Hubo un tiempo en que la verdad no se medía en reacciones, en que la reflexión no tenía que competir contra la velocidad. Crecimos en un mundo donde el conocimiento llegaba con pausas, donde la espera era parte del aprendizaje, donde entender requería tiempo. Hoy vivimos en un presente donde lo inmediato ha suplantado lo importante, donde el ruido se disfraza de información, donde lo que más circula no es lo más cierto, sino lo más atractivo.
Nos han dicho que estamos en la era del conocimiento, pero en realidad estamos en la era de la saturación. La información nos inunda, pero rara vez nos ilumina. En lugar de buscar la verdad, nos basta con encontrar la versión que más nos acomode. Antes, cuando alguien tenía una idea, se esforzaba en argumentarla; hoy, basta con que una opinión tenga likes para que se confunda con la realidad.
La política se ha convertido en un espectáculo donde el objetivo no es convencer, sino entretener. No se trata de quién puede liderar con mayor visión, sino de quién puede captar más segundos de atención. No importa la profundidad de una propuesta, sino su capacidad de volverse viral. En este escenario, el liderazgo no se mide por la capacidad de transformar, sino por la destreza para captar clics. Los políticos ya no buscan intelectuales que les ayuden a comprender el mundo, buscan community managers que les ayuden a venderlo.
No es sólo un problema de los políticos. Es un problema nuestro. Somos nosotros quienes premiamos lo superficial. Los que exigimos respuestas inmediatas, aunque sean falsas, los que hemos confundido información con conocimiento, indignación con criterio, tendencia con verdad. Hemos dejado de hacer preguntas difíciles porque nos acostumbramos a respuestas fáciles.

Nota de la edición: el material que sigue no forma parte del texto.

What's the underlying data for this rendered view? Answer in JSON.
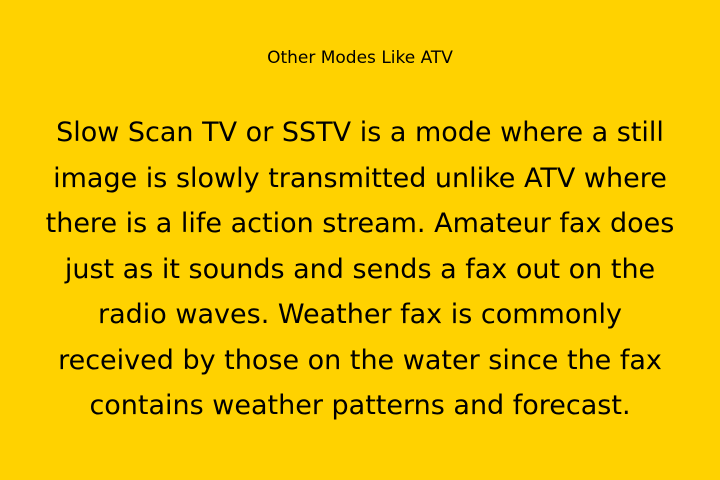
{
  "slide": {
    "background_color": "#FFD200",
    "text_color": "#000000",
    "title": "Other Modes Like ATV",
    "body_lines": [
      "Slow Scan TV or SSTV is a mode where a still",
      "image is slowly transmitted unlike ATV where",
      "there is a life action stream. Amateur fax does",
      "just as it sounds and sends a fax out on the",
      "radio waves. Weather fax is commonly",
      "received by those on the water since the fax",
      "contains weather patterns and forecast."
    ]
  }
}
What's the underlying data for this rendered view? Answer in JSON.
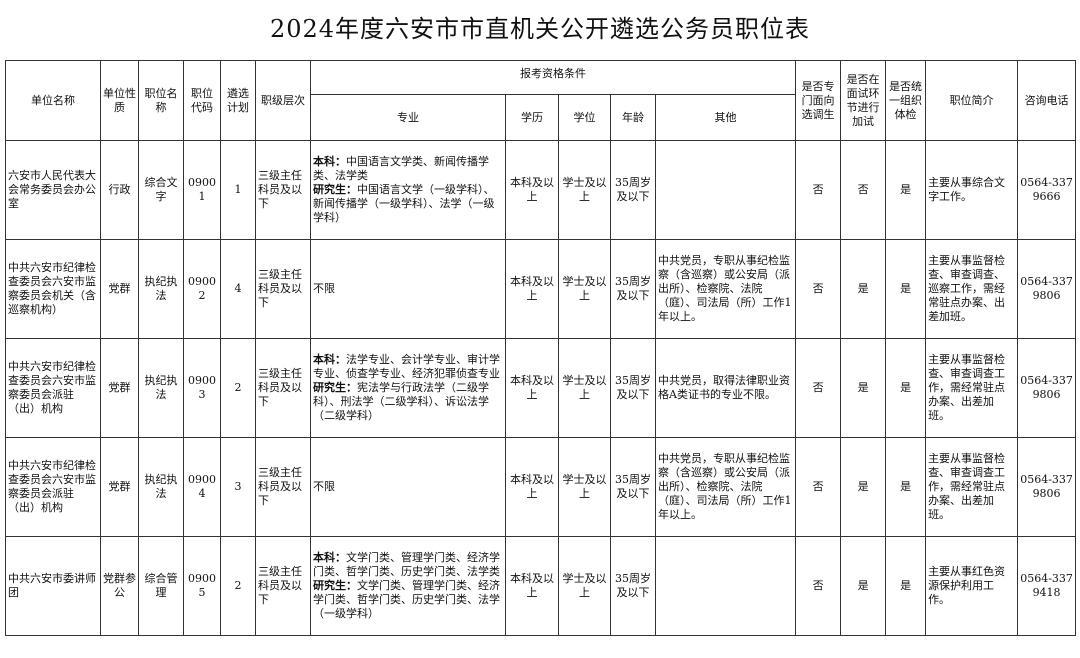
{
  "title": "2024年度六安市市直机关公开遴选公务员职位表",
  "headers": {
    "unit_name": "单位名称",
    "unit_type": "单位性质",
    "position_name": "职位名称",
    "position_code": "职位代码",
    "plan": "遴选计划",
    "level": "职级层次",
    "qualifications": "报考资格条件",
    "major": "专业",
    "education": "学历",
    "degree": "学位",
    "age": "年龄",
    "other": "其他",
    "targeted": "是否专门面向选调生",
    "extra_test": "是否在面试环节进行加试",
    "physical": "是否统一组织体检",
    "intro": "职位简介",
    "phone": "咨询电话"
  },
  "rows": [
    {
      "unit_name": "六安市人民代表大会常务委员会办公室",
      "unit_type": "行政",
      "position_name": "综合文字",
      "position_code": "09001",
      "plan": "1",
      "level": "三级主任科员及以下",
      "major_ug_label": "本科：",
      "major_ug": "中国语言文学类、新闻传播学类、法学类",
      "major_pg_label": "研究生：",
      "major_pg": "中国语言文学（一级学科）、新闻传播学（一级学科）、法学（一级学科）",
      "major_plain": "",
      "education": "本科及以上",
      "degree": "学士及以上",
      "age": "35周岁及以下",
      "other": "",
      "targeted": "否",
      "extra_test": "否",
      "physical": "是",
      "intro": "主要从事综合文字工作。",
      "phone": "0564-3379666"
    },
    {
      "unit_name": "中共六安市纪律检查委员会六安市监察委员会机关（含巡察机构）",
      "unit_type": "党群",
      "position_name": "执纪执法",
      "position_code": "09002",
      "plan": "4",
      "level": "三级主任科员及以下",
      "major_ug_label": "",
      "major_ug": "",
      "major_pg_label": "",
      "major_pg": "",
      "major_plain": "不限",
      "education": "本科及以上",
      "degree": "学士及以上",
      "age": "35周岁及以下",
      "other": "中共党员，专职从事纪检监察（含巡察）或公安局（派出所）、检察院、法院（庭）、司法局（所）工作1年以上。",
      "targeted": "否",
      "extra_test": "是",
      "physical": "是",
      "intro": "主要从事监督检查、审查调查、巡察工作，需经常驻点办案、出差加班。",
      "phone": "0564-3379806"
    },
    {
      "unit_name": "中共六安市纪律检查委员会六安市监察委员会派驻（出）机构",
      "unit_type": "党群",
      "position_name": "执纪执法",
      "position_code": "09003",
      "plan": "2",
      "level": "三级主任科员及以下",
      "major_ug_label": "本科：",
      "major_ug": "法学专业、会计学专业、审计学专业、侦查学专业、经济犯罪侦查专业",
      "major_pg_label": "研究生：",
      "major_pg": "宪法学与行政法学（二级学科）、刑法学（二级学科）、诉讼法学（二级学科）",
      "major_plain": "",
      "education": "本科及以上",
      "degree": "学士及以上",
      "age": "35周岁及以下",
      "other": "中共党员，取得法律职业资格A类证书的专业不限。",
      "targeted": "否",
      "extra_test": "是",
      "physical": "是",
      "intro": "主要从事监督检查、审查调查工作，需经常驻点办案、出差加班。",
      "phone": "0564-3379806"
    },
    {
      "unit_name": "中共六安市纪律检查委员会六安市监察委员会派驻（出）机构",
      "unit_type": "党群",
      "position_name": "执纪执法",
      "position_code": "09004",
      "plan": "3",
      "level": "三级主任科员及以下",
      "major_ug_label": "",
      "major_ug": "",
      "major_pg_label": "",
      "major_pg": "",
      "major_plain": "不限",
      "education": "本科及以上",
      "degree": "学士及以上",
      "age": "35周岁及以下",
      "other": "中共党员，专职从事纪检监察（含巡察）或公安局（派出所）、检察院、法院（庭）、司法局（所）工作1年以上。",
      "targeted": "否",
      "extra_test": "是",
      "physical": "是",
      "intro": "主要从事监督检查、审查调查工作，需经常驻点办案、出差加班。",
      "phone": "0564-3379806"
    },
    {
      "unit_name": "中共六安市委讲师团",
      "unit_type": "党群参公",
      "position_name": "综合管理",
      "position_code": "09005",
      "plan": "2",
      "level": "三级主任科员及以下",
      "major_ug_label": "本科：",
      "major_ug": "文学门类、管理学门类、经济学门类、哲学门类、历史学门类、法学类",
      "major_pg_label": "研究生：",
      "major_pg": "文学门类、管理学门类、经济学门类、哲学门类、历史学门类、法学（一级学科）",
      "major_plain": "",
      "education": "本科及以上",
      "degree": "学士及以上",
      "age": "35周岁及以下",
      "other": "",
      "targeted": "否",
      "extra_test": "是",
      "physical": "是",
      "intro": "主要从事红色资源保护利用工作。",
      "phone": "0564-3379418"
    }
  ]
}
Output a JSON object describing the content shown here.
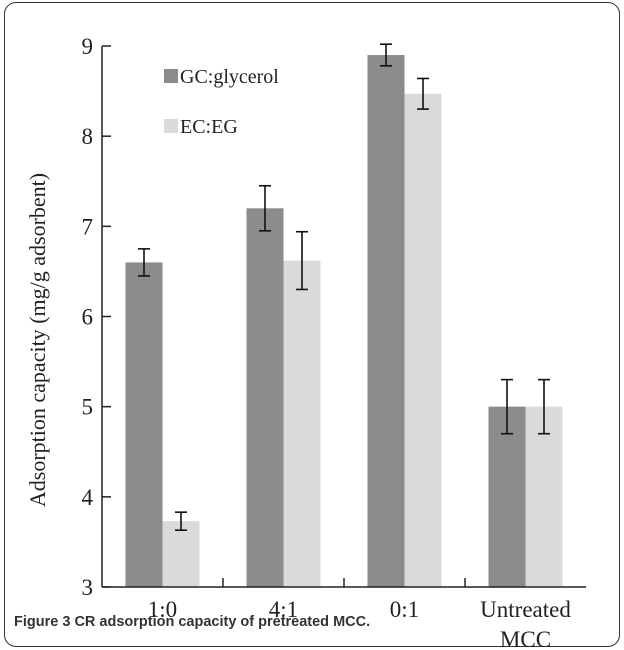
{
  "chart_data": {
    "type": "bar",
    "categories": [
      "1:0",
      "4:1",
      "0:1",
      "Untreated MCC"
    ],
    "series": [
      {
        "name": "GC:glycerol",
        "color": "#8c8c8e",
        "values": [
          6.6,
          7.2,
          8.9,
          5.0
        ],
        "errors": [
          0.15,
          0.25,
          0.12,
          0.3
        ]
      },
      {
        "name": "EC:EG",
        "color": "#dadadb",
        "values": [
          3.73,
          6.62,
          8.47,
          5.0
        ],
        "errors": [
          0.1,
          0.32,
          0.17,
          0.3
        ]
      }
    ],
    "ylabel": "Adsorption capacity (mg/g adsorbent)",
    "xlabel": "",
    "ylim": [
      3,
      9
    ],
    "yticks": [
      "3",
      "4",
      "5",
      "6",
      "7",
      "8",
      "9"
    ],
    "xtick_lines": [
      [
        "1:0"
      ],
      [
        "4:1"
      ],
      [
        "0:1"
      ],
      [
        "Untreated",
        "MCC"
      ]
    ],
    "grid": false,
    "legend_position": "top-left"
  },
  "caption": {
    "figure_label": "Figure 3",
    "text": "CR adsorption capacity of pretreated MCC."
  }
}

¿Cómo llegamos hasta aquí? No fue de golpe. Poco a poco dejamos de exigir profundidad. Nos acostumbramos a lo breve, a titulares sin contexto, a frases pegajosas que dicen poco pero suenan mucho. Cambiamos el análisis con la reacción. Optamos por el meme en lugar del argumento. Nos convertimos en consumidores de indignaciones pasajeras, interesados en señalar culpables sin entender problemas.
El progreso no significa renunciar a la razón. Nada es inevitable en esta inercia. No estamos condenados a lo superficial. Podemos recuperar la política como un espacio donde las ideas importen más que los números, tener redes sin ser esclavos de la inmediatez, usar la tecnología sin dejar de pensar. Pero para eso, debemos hacer algo que se ha vuelto casi revolucionario: detenernos. Escuchar. Dudar. Reflexionar.
El problema no es que la política se haya vuelto un espectáculo, sino que nosotros hemos aceptado ser sólo público y no protagonistas. Si queremos cambiar el rumbo, debemos empezar por recuperar nuestro criterio. La próxima vez que un mensaje nos haga reaccionar sin pensar, preguntémonos: ¿esto me hace entender o sólo me hace sentir? La emoción puede movilizarnos, pero sin razón, sólo nos llevará a donde otros quieran llevarnos.
Porque si dejamos que nos gobierne la emoción sin reflexión, la razón desaparecerá. Y cuando la razón desaparece, la política deja de ser el arte de gobernar y se convierte en un show donde, sin darnos cuenta, hemos dejado de ser ciudadanos para convertirnos en espectadores.